ウラジミール・ネムキン
Vladimir Nemukhin
1925年―2016年
ウラジミール・ネムキンは20世紀のロシア芸術の中心的人物の一人です。オスカー・ラビンやヴァレンティナ・クロピヴニツカヤ、リディア・マステルコヴァらと共にリアノゾヴォ派に参加し、社会主義リアリズムを拒み、抽象的な表現を追求しました。
トランプのイメージなどの具象的な要素と、抽象的な表現やコラージュの手法を組み合わせた複雑な作風が ネムキンの特徴です。

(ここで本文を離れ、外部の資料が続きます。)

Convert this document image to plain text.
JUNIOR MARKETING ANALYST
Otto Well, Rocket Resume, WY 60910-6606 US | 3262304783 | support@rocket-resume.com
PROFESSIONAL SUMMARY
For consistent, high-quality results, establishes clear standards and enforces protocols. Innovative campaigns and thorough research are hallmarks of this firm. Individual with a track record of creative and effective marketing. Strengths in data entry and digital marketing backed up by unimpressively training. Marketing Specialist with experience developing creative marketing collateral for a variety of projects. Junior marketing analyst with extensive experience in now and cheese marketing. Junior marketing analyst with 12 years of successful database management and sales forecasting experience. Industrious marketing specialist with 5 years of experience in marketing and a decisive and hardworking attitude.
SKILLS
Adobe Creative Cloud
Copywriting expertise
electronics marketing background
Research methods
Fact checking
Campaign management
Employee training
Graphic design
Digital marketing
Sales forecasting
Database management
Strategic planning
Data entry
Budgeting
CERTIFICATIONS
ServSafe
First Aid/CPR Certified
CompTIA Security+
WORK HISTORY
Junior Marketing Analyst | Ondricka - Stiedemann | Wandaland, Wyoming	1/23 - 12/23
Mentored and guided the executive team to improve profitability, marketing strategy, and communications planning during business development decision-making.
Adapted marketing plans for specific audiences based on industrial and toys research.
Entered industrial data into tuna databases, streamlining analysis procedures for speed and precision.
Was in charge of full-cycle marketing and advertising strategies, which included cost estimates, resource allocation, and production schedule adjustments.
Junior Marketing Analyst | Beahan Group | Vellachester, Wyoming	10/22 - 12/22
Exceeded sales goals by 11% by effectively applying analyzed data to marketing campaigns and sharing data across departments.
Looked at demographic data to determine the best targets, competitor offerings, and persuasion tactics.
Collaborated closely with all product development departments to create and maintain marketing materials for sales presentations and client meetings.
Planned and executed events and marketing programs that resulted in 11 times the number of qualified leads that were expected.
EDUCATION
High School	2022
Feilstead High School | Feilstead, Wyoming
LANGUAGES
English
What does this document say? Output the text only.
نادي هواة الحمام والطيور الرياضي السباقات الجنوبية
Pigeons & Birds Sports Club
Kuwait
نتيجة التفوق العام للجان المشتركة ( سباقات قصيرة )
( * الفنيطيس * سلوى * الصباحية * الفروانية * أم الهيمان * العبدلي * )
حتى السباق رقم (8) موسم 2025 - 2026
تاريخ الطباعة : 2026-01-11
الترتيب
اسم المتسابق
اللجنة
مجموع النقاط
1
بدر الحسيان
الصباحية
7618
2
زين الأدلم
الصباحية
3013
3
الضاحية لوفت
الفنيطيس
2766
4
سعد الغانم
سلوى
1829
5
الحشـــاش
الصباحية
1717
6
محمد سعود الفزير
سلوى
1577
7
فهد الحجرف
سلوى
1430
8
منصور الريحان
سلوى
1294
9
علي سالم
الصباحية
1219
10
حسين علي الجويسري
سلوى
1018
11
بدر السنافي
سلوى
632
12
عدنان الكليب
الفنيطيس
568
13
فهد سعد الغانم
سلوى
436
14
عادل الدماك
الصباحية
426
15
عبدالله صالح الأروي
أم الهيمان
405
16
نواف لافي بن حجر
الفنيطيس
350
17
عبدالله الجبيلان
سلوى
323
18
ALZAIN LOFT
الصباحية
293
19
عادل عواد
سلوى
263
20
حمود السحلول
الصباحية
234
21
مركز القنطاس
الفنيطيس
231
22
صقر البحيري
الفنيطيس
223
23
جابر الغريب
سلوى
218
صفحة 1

ヅィメリー美術館のアシスタント・キュレーター、ジュリア・トゥロフスキー氏は彼について次のように述べています。「ネムキンはトランプやカードテーブルの破片、闘鶏などを使った抽象的な静物画でよく知られている・・・これらはほとんどの場合、事故、陰謀、不確定性を象徴しており、ソビエトの体制が要求した事前決定の教義とは対照的である。ネムキンは その構造、表面、シンボルから精神的なもの、非現実的なもの、感情的に不明瞭なもの、実存的なものを明らかにしようとしている。」
ネムキンはアーティストであると同時に美術品のコレクターでもありました。同世代のアーティストの作品を集めた彼のコレクションは、現在では数百万ドルの価値があると言われています。2008年、ネムキンはロシア芸術アカデミーの名誉会員になりました。2015年にはモスクワ近代美術館で大規模な回顧展が開催されました。
ウラジミール・ネムキンは2016年に亡くなりました。
彼の作品はプーシキン美術館やトレチャコフ美術館など、ロシア連邦のほとんどの主要な国立博物館の常設コレクションの他、ニューヨークのメトロポリタン美術館などにも収蔵されています。